Virtuelle Berater kümmern sich bei der Postbank um die Standardanfragen der Kunden. Die Programmierer von Voice Objects geben den virtuellen Beratern eine Rolle, um damit die Akzeptanz beim Kunden zu fördern.

DÜSSELDORF. Dafür, dass es die Dame gar nicht gibt, ist ihr Lebenslauf ganz schön detailliert: Vanessa Bergen hat einen dreijährigen Hund, einen Sohn und eine Eigentumswohnung in der Nähe von Bonn. Sie ist verheiratet mit einem Unternehmensberater und ihr Lieblingshobby sind lange Spaziergänge. Das alles ist eine Erfindung von Programmierern eines Sprachcomputers für die Postbank. Vanessa Bergen ist dort eine von vier virtuellen Beratern, die Anrufe entgegen nehmen, Kontostände nennen und über Bankprodukte informieren.

„Wir geben den virtuellen Beratern eine Rolle, denn das fördert die Akzeptanz beim Kunden“, sagt Karl-Heinz Land, Chef von Voice Objects. Das Unternehmen aus Bergisch-Gladbach hat das Telefonbanking-System für die Postbank entwickelt. Es soll Standardanfragen erledigen und so die Kosten für die Kommunikation mit dem Kunden deutlichen senken.
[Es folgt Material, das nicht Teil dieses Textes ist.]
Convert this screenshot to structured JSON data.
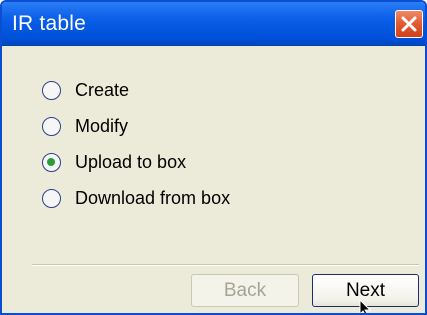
{
  "window": {
    "title": "IR table",
    "close_icon": "close-icon"
  },
  "options": [
    {
      "label": "Create",
      "selected": false
    },
    {
      "label": "Modify",
      "selected": false
    },
    {
      "label": "Upload to box",
      "selected": true
    },
    {
      "label": "Download from box",
      "selected": false
    }
  ],
  "buttons": {
    "back_label": "Back",
    "back_enabled": false,
    "next_label": "Next",
    "next_enabled": true
  },
  "colors": {
    "titlebar": "#0a5ee8",
    "close_button": "#e25a31",
    "dialog_bg": "#ecead8",
    "radio_selected": "#2a9d3a"
  },
  "cursor_icon": "mouse-pointer-icon"
}
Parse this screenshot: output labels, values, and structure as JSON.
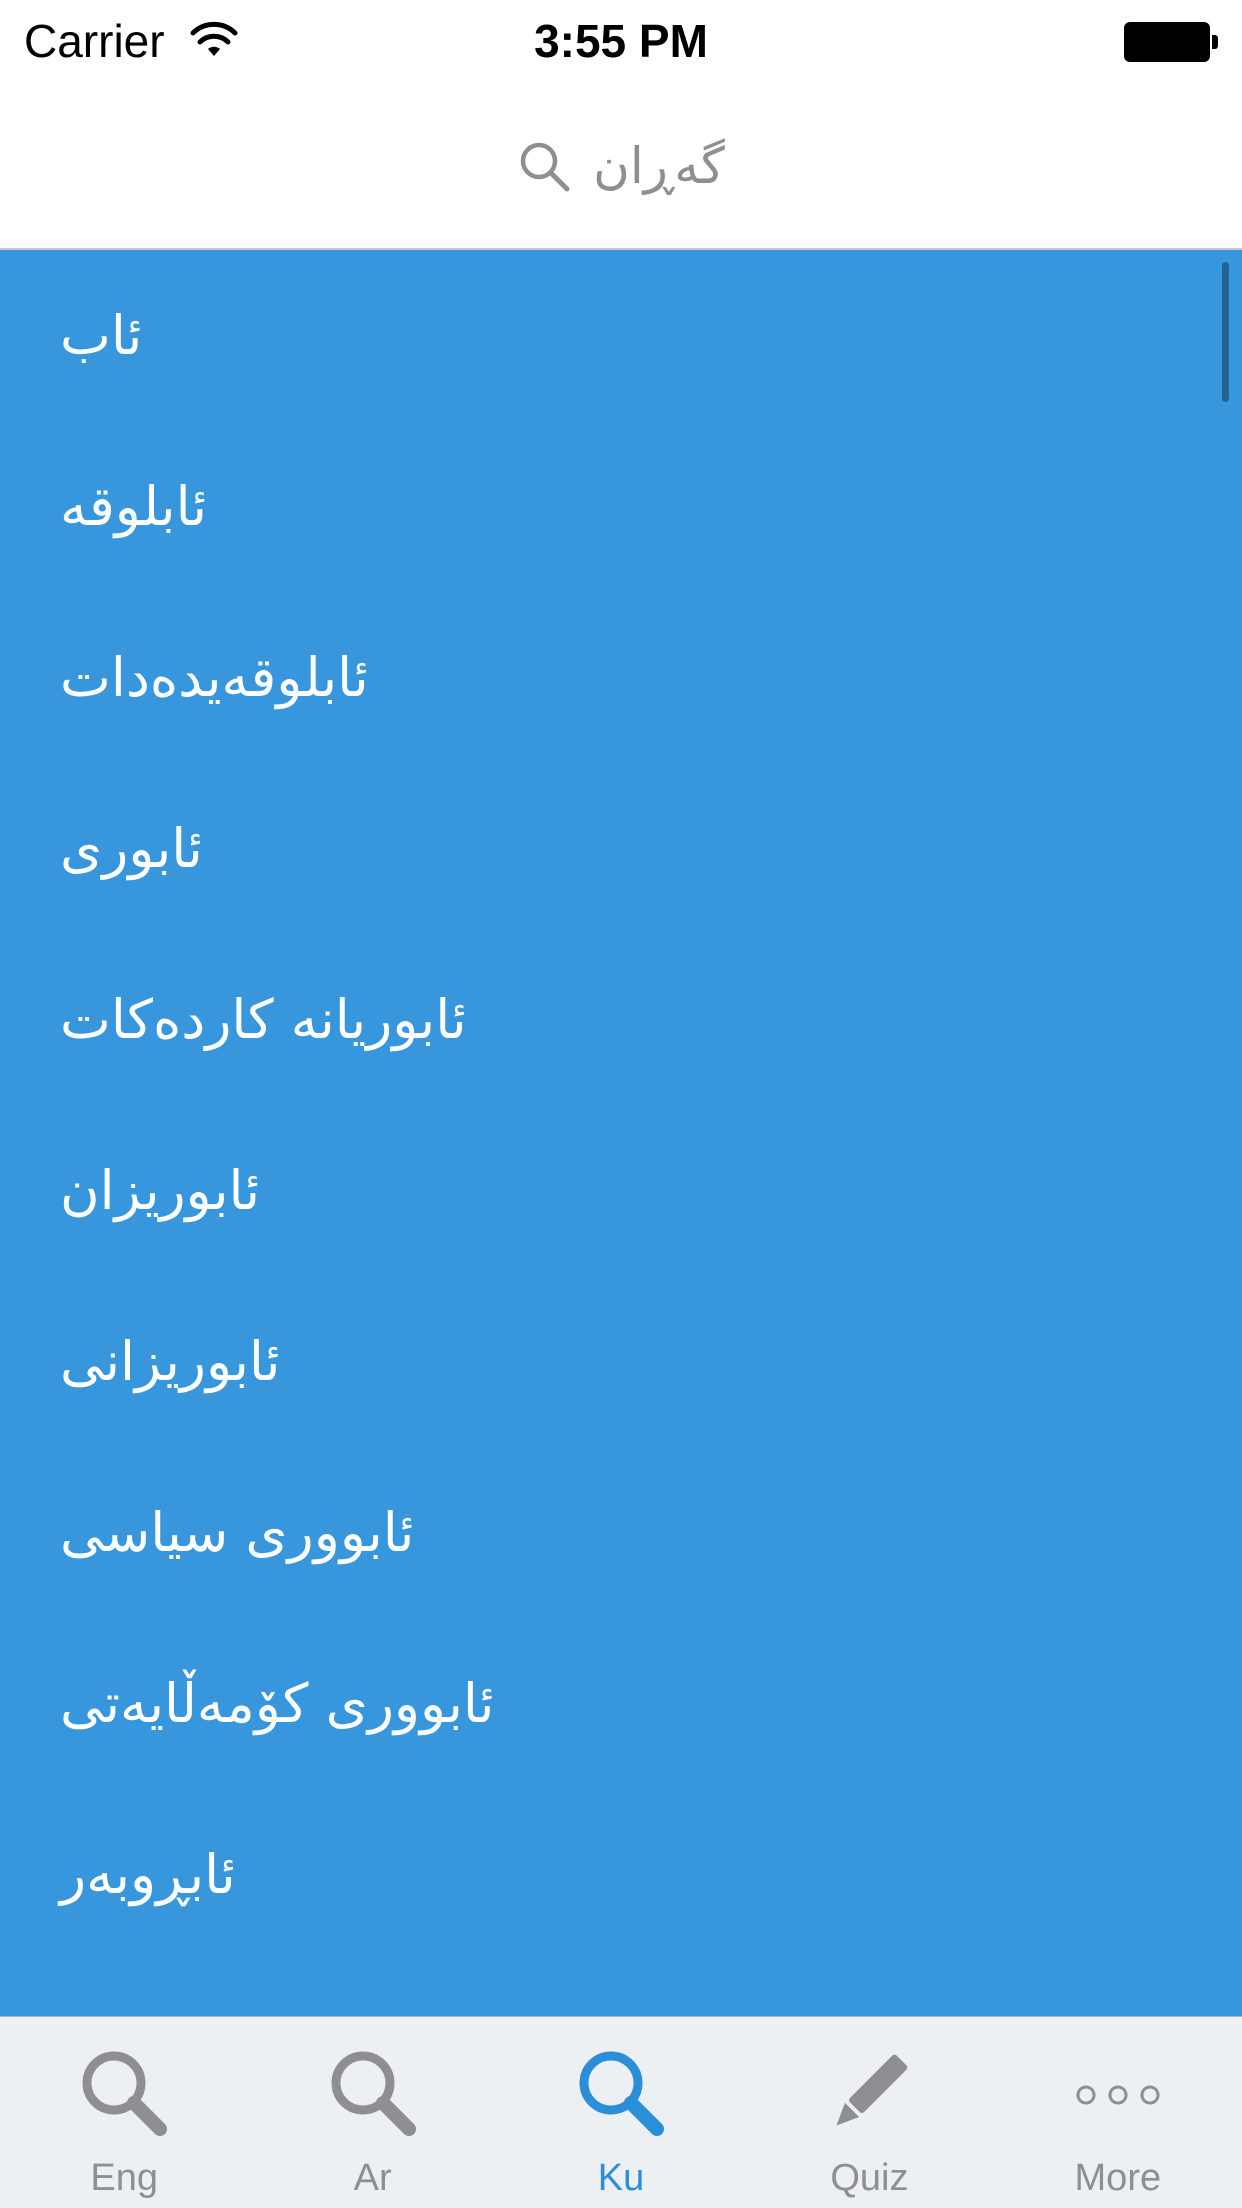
{
  "status_bar": {
    "carrier": "Carrier",
    "time": "3:55 PM"
  },
  "search": {
    "placeholder": "گەڕان",
    "icon": "search-icon"
  },
  "colors": {
    "list_background": "#3897dc",
    "tab_active": "#2a8fd8",
    "tab_inactive": "#8e8e93",
    "tab_bar_background": "#edf0f2"
  },
  "list": {
    "items": [
      {
        "label": "ئاب"
      },
      {
        "label": "ئابلوقه"
      },
      {
        "label": "ئابلوقەیدەدات"
      },
      {
        "label": "ئابوری"
      },
      {
        "label": "ئابوریانه كاردەكات"
      },
      {
        "label": "ئابوریزان"
      },
      {
        "label": "ئابوریزانی"
      },
      {
        "label": "ئابووری سیاسی"
      },
      {
        "label": "ئابووری كۆمەڵایەتی"
      },
      {
        "label": "ئابڕوبەر"
      }
    ]
  },
  "tab_bar": {
    "tabs": [
      {
        "label": "Eng",
        "icon": "search-icon",
        "active": false
      },
      {
        "label": "Ar",
        "icon": "search-icon",
        "active": false
      },
      {
        "label": "Ku",
        "icon": "search-icon",
        "active": true
      },
      {
        "label": "Quiz",
        "icon": "pencil-icon",
        "active": false
      },
      {
        "label": "More",
        "icon": "more-dots-icon",
        "active": false
      }
    ]
  }
}
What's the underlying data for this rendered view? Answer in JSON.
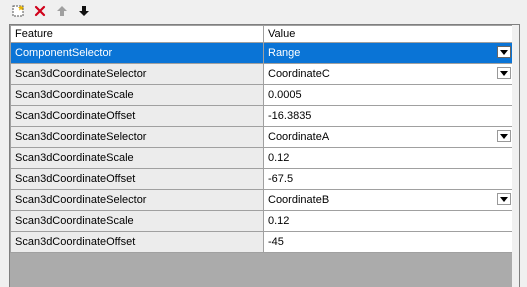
{
  "header": {
    "feature": "Feature",
    "value": "Value"
  },
  "rows": [
    {
      "feature": "ComponentSelector",
      "value": "Range",
      "dropdown": true,
      "selected": true
    },
    {
      "feature": "Scan3dCoordinateSelector",
      "value": "CoordinateC",
      "dropdown": true
    },
    {
      "feature": "Scan3dCoordinateScale",
      "value": "0.0005"
    },
    {
      "feature": "Scan3dCoordinateOffset",
      "value": "-16.3835"
    },
    {
      "feature": "Scan3dCoordinateSelector",
      "value": "CoordinateA",
      "dropdown": true
    },
    {
      "feature": "Scan3dCoordinateScale",
      "value": "0.12"
    },
    {
      "feature": "Scan3dCoordinateOffset",
      "value": "-67.5"
    },
    {
      "feature": "Scan3dCoordinateSelector",
      "value": "CoordinateB",
      "dropdown": true
    },
    {
      "feature": "Scan3dCoordinateScale",
      "value": "0.12"
    },
    {
      "feature": "Scan3dCoordinateOffset",
      "value": "-45"
    }
  ],
  "toolbar_icons": [
    "new-icon",
    "delete-icon",
    "move-up-icon",
    "move-down-icon"
  ],
  "colors": {
    "selection": "#0a74d6",
    "delete": "#d0021b"
  }
}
Seit Jahren sind sich Experten einig: Der Markt wartet auf solche Sprachportale – auf Computer, die das gesprochene Wort verstehen und mit einem Menschen in Dialog treten können. Doch lange Zeit standen dem häufig hohe Kosten und eine inflexible, aufwendige Technik gegenüber. Hinzu kamen blecherne Stimmen, schlechte und lange Dialoge, die sich nicht unterbrechen ließen, sowie Sprachcomputer, die bei jedem Hintergrundgeräusch aus dem Konzept kamen. Inzwischen schließt sich aber die Schere zwischen Anspruch und Wirklichkeit, heißt es in einer Studie der Unternehmensberatung Heinzig Consult. Die Spracherkennungstechnologie sei den Kinderschuhen entwachsen.